It seems lately I have been hearing a lot about the Microsoft Phone scam and how it has resurrected it self again. Actually, this scam has been around since 2009, and has been run all over the world, including the U.S., Canada, Australia, Ireland, etc. The usual setup is for the scammers to call you and identify themselves as Microsoft technicians then tell you that your windows based PC or server is generating all sorts of error messages on the internet, and bad things are happening, and that you need to fix it immediately. The technicians who just called you will fix your issue, for a hefty fee of course, and solve your problem immediately. What this does is two things. One, it takes your money, and two, it gives the scammers access to your PC.
Let’s be clear here. The Microsoft phone scam has been around for years, and Microsoft has tried to spread the word. Microsoft does NOT contact consumers. They will never call you and tell you there is something wrong with your computer. (not unless you called them first). Microsoft will never send you any emails, letters, online chats sessions, etc. that say they have spotted something wrong with your computer.
The scammers running this fraud pretend they’re from the software company’s technical support department when they telephone to inform householders that their computers have been infected with a virus. Often the scam pitch begins “I’m calling for Microsoft. We’ve had a report from your internet service provider of serious virus problems from your computer.” The caller warns that if the problem is not solved the computer will become unusable and then offers to repair the problem. Remember, this will never happen! If anyone identifies themselves as Microsoft, just hang up.The ultimate goal of the fraud varies depending upon which con artists are running it. Some crossroaders set up the confused householders to buy overpriced (and worthless) anti-virus protection. Others, under the guise of selling a solution to the victim’s computer virus “problem,” go after their pigeons’ bank account info, then make hefty withdrawals once they have it. Yet others look to take remote control of the computers belonging to those they dupe. The last of these appears to be the most common form of the scam; in that iteration, con artists direct their intended victims to access a particular website and download a program from it. By doing so, those users enable remote access to their computers.
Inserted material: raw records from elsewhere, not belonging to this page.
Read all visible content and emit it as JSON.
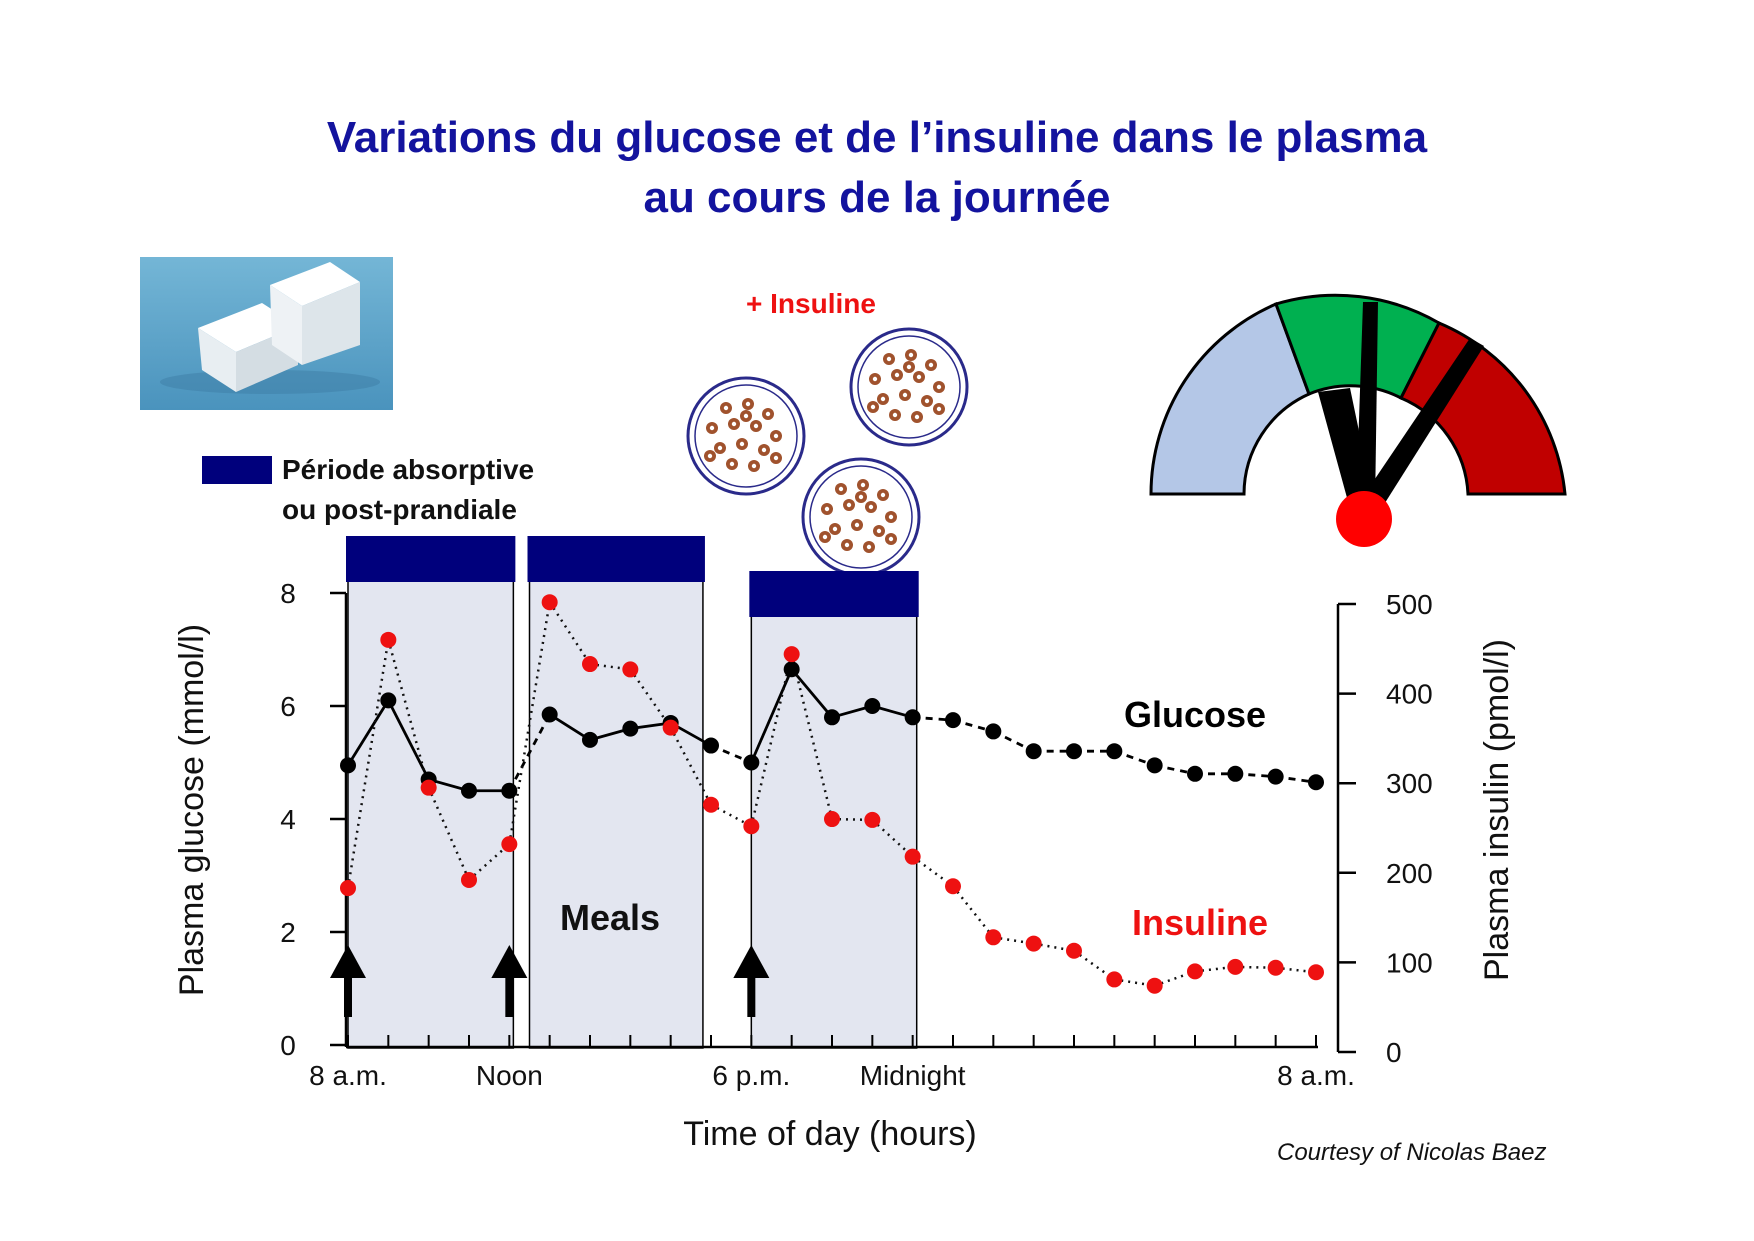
{
  "title": {
    "line1": "Variations du glucose et de l’insuline dans le plasma",
    "line2": "au cours de la journée"
  },
  "legend": {
    "label_line1": "Période absorptive",
    "label_line2": "ou post-prandiale",
    "color": "#00007c"
  },
  "plus_insuline": "+ Insuline",
  "credit": "Courtesy of Nicolas Baez",
  "colors": {
    "glucose": "#000000",
    "insulin": "#ee1111",
    "meal_shade": "#e3e6f0",
    "gauge_low": "#b4c7e7",
    "gauge_mid": "#00b050",
    "gauge_high": "#c00000",
    "gauge_center": "#ff0000",
    "plate_dot": "#a0522d"
  },
  "icons": {
    "sugar": "sugar-cubes-photo",
    "gauge": "glucose-gauge-icon",
    "plates": "cereal-bowl-icon"
  },
  "chart_data": {
    "type": "line",
    "xlabel": "Time of day (hours)",
    "ylabel_left": "Plasma glucose (mmol/l)",
    "ylabel_right": "Plasma insulin (pmol/l)",
    "x_tick_labels": [
      "8 a.m.",
      "Noon",
      "6 p.m.",
      "Midnight",
      "8 a.m."
    ],
    "x_tick_hours": [
      0,
      4,
      10,
      14,
      24
    ],
    "xlim": [
      0,
      24
    ],
    "ylim_left": [
      0,
      8
    ],
    "ylim_right": [
      0,
      500
    ],
    "yticks_left": [
      0,
      2,
      4,
      6,
      8
    ],
    "yticks_right": [
      0,
      100,
      200,
      300,
      400,
      500
    ],
    "meals_label": "Meals",
    "meal_periods": [
      [
        0,
        4.1
      ],
      [
        4.5,
        8.8
      ],
      [
        10,
        14.1
      ]
    ],
    "meal_arrows_hours": [
      0,
      4.0,
      10.0
    ],
    "series": [
      {
        "name": "Glucose",
        "axis": "left",
        "x": [
          0,
          1,
          2,
          3,
          4,
          5,
          6,
          7,
          8,
          9,
          10,
          11,
          12,
          13,
          14,
          15,
          16,
          17,
          18,
          19,
          20,
          21,
          22,
          23,
          24
        ],
        "values": [
          4.95,
          6.1,
          4.7,
          4.5,
          4.5,
          5.85,
          5.4,
          5.6,
          5.7,
          5.3,
          5.0,
          6.65,
          5.8,
          6.0,
          5.8,
          5.75,
          5.55,
          5.2,
          5.2,
          5.2,
          4.95,
          4.8,
          4.8,
          4.75,
          4.65
        ]
      },
      {
        "name": "Insuline",
        "axis": "right",
        "x": [
          0,
          1,
          2,
          3,
          4,
          5,
          6,
          7,
          8,
          9,
          10,
          11,
          12,
          13,
          14,
          15,
          16,
          17,
          18,
          19,
          20,
          21,
          22,
          23,
          24
        ],
        "values": [
          183,
          460,
          295,
          192,
          232,
          502,
          433,
          427,
          362,
          276,
          252,
          444,
          260,
          259,
          218,
          185,
          128,
          121,
          113,
          81,
          74,
          90,
          95,
          94,
          89
        ]
      }
    ]
  }
}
These scammers are known for being tenacious. I once received a call from one such scammer, and even after I identified myself, informed the caller that I knew he was running a scam, pointed out that I write about scams like these for a living, threatened to call the FTC and report him, and told him I knew he was lying because I had no Windows-based PC at home, he still wouldn’t give up on trying to sell me his “service” or acknowledge he was a scammer.
Microsoft does not make unsolicited phone calls to help you fix your computer
In this scam cybercriminals call you and claim to be from Microsoft Tech Support. They offer to help solve your computer problems. Once the crooks have gained your trust, they attempt to steal from you and damage your computer with malware including viruses and spyware.
Although law enforcement can trace phone numbers, perpetrators often use pay phones, disposable cellular phones, or stolen cellular phone numbers. It’s better to avoid being conned rather than try to repair damage afterwards.
Treat all unsolicited phone calls with skepticism. Do not provide any personal information.
If you receive an unsolicited call from someone claiming to be from Microsoft Tech Support, hang up. We do not make these kinds of calls.
Why this is important to you
In your office, you have electronic protected health information. This is becoming very valuable to cyber criminals. Years ago, they were not interested in the medical community. Now they realize you have data they want. You have social security numbers, credit card numbers, patient records, employee records, etc. Because of this, you need to be aware of the Microsoft phone scam. You never want to let anyone in your computer without a BAA (business associate agreement). I’m sure if you ask the person on the other end of the line to sign the agreement you will get a very fast hang up!